Markdown content reuse

A content authoring environment

01 Mar 2019

Software Developer, Information Architect
Jekyll, Ruby, CSS, JavaScript, Metalsmith, LiquidJS, NodeJS, Travis, CI/CD, Git, Support, Training

When writers needed a way to reuse their then roughly 500 markdown topics across multiple products, I provided a method of authoring in Jekyll to support conditional coding in markdown. Writing with conditional coding can be messy regardless of the authoring method used, but with Jekyll, they were happy to be able to continue editing in markdown rather than migrating to DITA. Three years later, they are still happy with the conditional coding method, which is now provided by a Metalsmith and LiquidJS solution I wrote. The change was to address the need to deliver marked-it-cli markdown to the corporate build and translation workflow rather than deliver the output HTML files that Jekyll produced.

IBM Cloud products started adopting markdown in roughly 2015 for content authoring. IBM Watson Studio was one such product. By the end of 2017, its documentation source contained a number of markdown topics that conformed to IBM Cloud markdown standards (GitHub-flavored markdown with some Kramdown extensions, transformed to HTML with the marked-it-cli parser).

Starting in 2018, Watson Studio cloud product features were added to various on-premises products. Much of the functionality and UI would remain consistent, which resulted in the need to reuse much of the existing topic content. Problem is, reuse is difficult when you can’t conditionalize the content by product.

That’s where a static-site generator (SSG) like Jekyll comes in. With an SSG, you can write simple code like this to filter content:

{% if site.product == "cloud" %}
Paragraph targeted to cloud audiences.
{%- endif %}
{%- if site.product == "onprem" %}
Paragraph targeted to on-premises audiences.
{%- endif %}
{%- if site.product == "local" %}
Paragraph targeted to desktop application audiences.
{%- endif %}

Jekyll was the SSG of choice for a couple of reasons:

  • It supports Kramdown, which is similar to IBM Cloud markdown, making migration painless.
  • It is one of the oldest and most stable SSGs out there. It has a large community.

As an SSG, it offered additional benefits, too:

  • Live preview of the filtered output while authoring
  • Includes, which provide authors with shortcuts for long repeated HTML snippets, such as video embeds
  • Templating, which allows for a different style to be applied to the output for each condition—perfect for the three documentation apps at the time: IBM Knowledge Center, Analytics product hub, and the Data Platform documentation service

To use Jekyll, however, I needed to be address a few of things to ensure the new writing method worked with the IBM Knowledge Center build processes, such as writing the logic to read YAML ToC files recursively and create a set of ditamaps for publishing. I also added features to provide the writers with a delightful and effective authoring experience, such as custom styles to highlight internal, beta, and draft content in the local table of contents and topics to ensure markup was appropriately applied.
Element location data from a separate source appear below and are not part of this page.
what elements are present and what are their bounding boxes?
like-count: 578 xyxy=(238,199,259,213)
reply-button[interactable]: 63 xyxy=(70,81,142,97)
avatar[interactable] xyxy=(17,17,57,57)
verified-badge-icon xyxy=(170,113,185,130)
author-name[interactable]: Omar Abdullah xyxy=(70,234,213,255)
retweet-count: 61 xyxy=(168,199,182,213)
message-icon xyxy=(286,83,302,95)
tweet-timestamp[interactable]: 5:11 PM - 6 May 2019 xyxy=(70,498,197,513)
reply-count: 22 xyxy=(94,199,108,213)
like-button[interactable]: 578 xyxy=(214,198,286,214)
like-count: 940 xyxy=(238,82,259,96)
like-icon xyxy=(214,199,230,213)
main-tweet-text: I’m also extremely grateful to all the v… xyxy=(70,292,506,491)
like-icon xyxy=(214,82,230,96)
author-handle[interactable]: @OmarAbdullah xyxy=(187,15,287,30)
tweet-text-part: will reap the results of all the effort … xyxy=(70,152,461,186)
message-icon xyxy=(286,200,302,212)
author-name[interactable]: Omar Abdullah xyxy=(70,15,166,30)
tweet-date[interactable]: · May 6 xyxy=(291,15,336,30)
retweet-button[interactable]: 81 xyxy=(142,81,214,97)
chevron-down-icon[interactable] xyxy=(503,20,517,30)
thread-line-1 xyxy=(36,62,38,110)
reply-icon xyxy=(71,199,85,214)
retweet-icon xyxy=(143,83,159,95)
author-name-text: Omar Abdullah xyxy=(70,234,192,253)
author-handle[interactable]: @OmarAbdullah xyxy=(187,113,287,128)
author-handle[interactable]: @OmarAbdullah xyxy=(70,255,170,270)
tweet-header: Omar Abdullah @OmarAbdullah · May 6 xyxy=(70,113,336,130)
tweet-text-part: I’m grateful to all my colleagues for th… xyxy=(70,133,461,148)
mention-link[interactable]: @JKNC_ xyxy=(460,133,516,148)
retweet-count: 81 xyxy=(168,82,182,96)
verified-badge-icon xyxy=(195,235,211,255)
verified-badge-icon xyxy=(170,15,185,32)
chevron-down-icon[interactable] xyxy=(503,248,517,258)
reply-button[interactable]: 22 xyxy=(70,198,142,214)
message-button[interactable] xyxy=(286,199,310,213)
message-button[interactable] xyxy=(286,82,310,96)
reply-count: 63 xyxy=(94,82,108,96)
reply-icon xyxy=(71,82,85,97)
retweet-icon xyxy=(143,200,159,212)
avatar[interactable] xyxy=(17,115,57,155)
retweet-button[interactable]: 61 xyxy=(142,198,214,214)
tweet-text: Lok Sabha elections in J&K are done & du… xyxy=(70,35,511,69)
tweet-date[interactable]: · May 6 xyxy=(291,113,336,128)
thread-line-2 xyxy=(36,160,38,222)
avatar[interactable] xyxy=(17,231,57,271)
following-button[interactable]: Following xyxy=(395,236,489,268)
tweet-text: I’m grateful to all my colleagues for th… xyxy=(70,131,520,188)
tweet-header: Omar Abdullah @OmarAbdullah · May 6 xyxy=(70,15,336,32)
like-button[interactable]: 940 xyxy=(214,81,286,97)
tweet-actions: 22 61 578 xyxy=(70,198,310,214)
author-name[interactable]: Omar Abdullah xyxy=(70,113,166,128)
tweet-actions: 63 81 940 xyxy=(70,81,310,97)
After I provided a workshop to educate folks on the new system and how to set up the custom builds on TravisCI to publish, we started on the journey, and the team is still authoring conditionally coded markdown today in 2023 in their current library of 1,200 topics, albeit with Metalsmith.

For reasons previously mentioned, I did replace Jekyll with Metalsmith, which is a highly customizable SSG. It allowed me to modify the custom pre-processor with the latest LiquidJS templating language to preserve the Liquid coding of Jekyll. It also allowed me to create a transformer that used marked-it markdown instead of kramdown. And, I was able to replicate the required configuration variables and local development environment, similar to those with Jekyll. Thankfully, Metalsmith provided the added benefits of building the content five times faster and working in a NodeJS environment, which is easier for the team to work in than Ruby.